Information Resources and Technology has spent the last five years telling students with AT&T service to get rid of it and switch to a different provider.
Not any more.
“AT&T service has always been awful on campus,” Associate Provost for IRT Chuck Ruch said. “We’ve spent years trying to get AT&T to address this problem. Local representatives wanted it fixed, but it took awhile for corporate
to realize that it should be a priority.”
Finally, AT&T installed a cell tower on the radio tower by Jobst Hall this summer, Ruch said.
“They even paid for engineering
studies on the tower to see if it could support the weight of what they needed to add,” he said. “Unfortunately it took an extra four or five months longer than expected to install it. It was supposed
to be finished by March, but it wasn’t really done until August. It was finished before students came back though, thankfully.”
Inadequate AT&T service on campus is an especially big issue because of the amount of students who come to campus with it, Ruch said.

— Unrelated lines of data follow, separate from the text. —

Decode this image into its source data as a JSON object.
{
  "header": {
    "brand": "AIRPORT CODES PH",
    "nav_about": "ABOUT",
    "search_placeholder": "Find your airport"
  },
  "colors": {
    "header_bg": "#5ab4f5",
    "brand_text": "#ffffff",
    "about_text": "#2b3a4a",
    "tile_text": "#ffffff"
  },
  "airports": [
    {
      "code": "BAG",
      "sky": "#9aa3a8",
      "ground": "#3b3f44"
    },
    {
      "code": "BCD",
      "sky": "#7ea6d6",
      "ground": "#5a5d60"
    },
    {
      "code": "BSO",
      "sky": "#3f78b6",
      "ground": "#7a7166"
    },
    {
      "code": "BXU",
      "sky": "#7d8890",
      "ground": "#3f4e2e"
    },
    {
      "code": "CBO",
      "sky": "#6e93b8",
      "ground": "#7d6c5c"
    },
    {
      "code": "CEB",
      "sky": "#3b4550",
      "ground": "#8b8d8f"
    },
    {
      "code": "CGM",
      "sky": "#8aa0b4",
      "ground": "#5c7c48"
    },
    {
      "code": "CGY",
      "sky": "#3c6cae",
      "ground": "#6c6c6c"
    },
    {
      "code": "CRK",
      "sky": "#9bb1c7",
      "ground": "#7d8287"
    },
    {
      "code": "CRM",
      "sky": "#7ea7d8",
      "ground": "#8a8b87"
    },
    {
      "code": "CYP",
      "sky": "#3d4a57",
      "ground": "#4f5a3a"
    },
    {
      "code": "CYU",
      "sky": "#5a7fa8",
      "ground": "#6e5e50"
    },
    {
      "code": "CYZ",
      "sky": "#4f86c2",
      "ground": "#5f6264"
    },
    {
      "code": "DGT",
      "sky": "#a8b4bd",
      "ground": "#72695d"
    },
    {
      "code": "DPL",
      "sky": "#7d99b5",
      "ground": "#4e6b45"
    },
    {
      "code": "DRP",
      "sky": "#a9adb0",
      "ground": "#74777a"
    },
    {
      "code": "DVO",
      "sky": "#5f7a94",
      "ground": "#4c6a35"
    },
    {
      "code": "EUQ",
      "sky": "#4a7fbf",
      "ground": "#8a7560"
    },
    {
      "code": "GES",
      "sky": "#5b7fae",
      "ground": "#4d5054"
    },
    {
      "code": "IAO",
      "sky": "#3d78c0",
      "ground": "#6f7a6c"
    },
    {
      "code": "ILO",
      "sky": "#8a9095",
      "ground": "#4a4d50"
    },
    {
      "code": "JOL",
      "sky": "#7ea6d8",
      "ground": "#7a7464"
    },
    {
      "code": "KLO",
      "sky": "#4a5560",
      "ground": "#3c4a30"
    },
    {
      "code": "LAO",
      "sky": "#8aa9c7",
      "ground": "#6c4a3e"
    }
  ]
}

“Virtually all students from Chicago seem to have AT&T, and somewhere between 30 and 35 percent of freshmen have it on top of that,” he said. “That’s a lot of customers for them to lose.”
Reception should be much better
in almost every place on campus
now that the cell tower has been added, Ruch said.
“Just because the tower is here now doesn’t mean there will be coverage everywhere,” he said. “There may or may not be good reception in the Markin [Family Student Recreation Center] basement,
but there will be some supplemental
things added there to make that better. There will probably
be some issues with coverage in most of the basements, really.”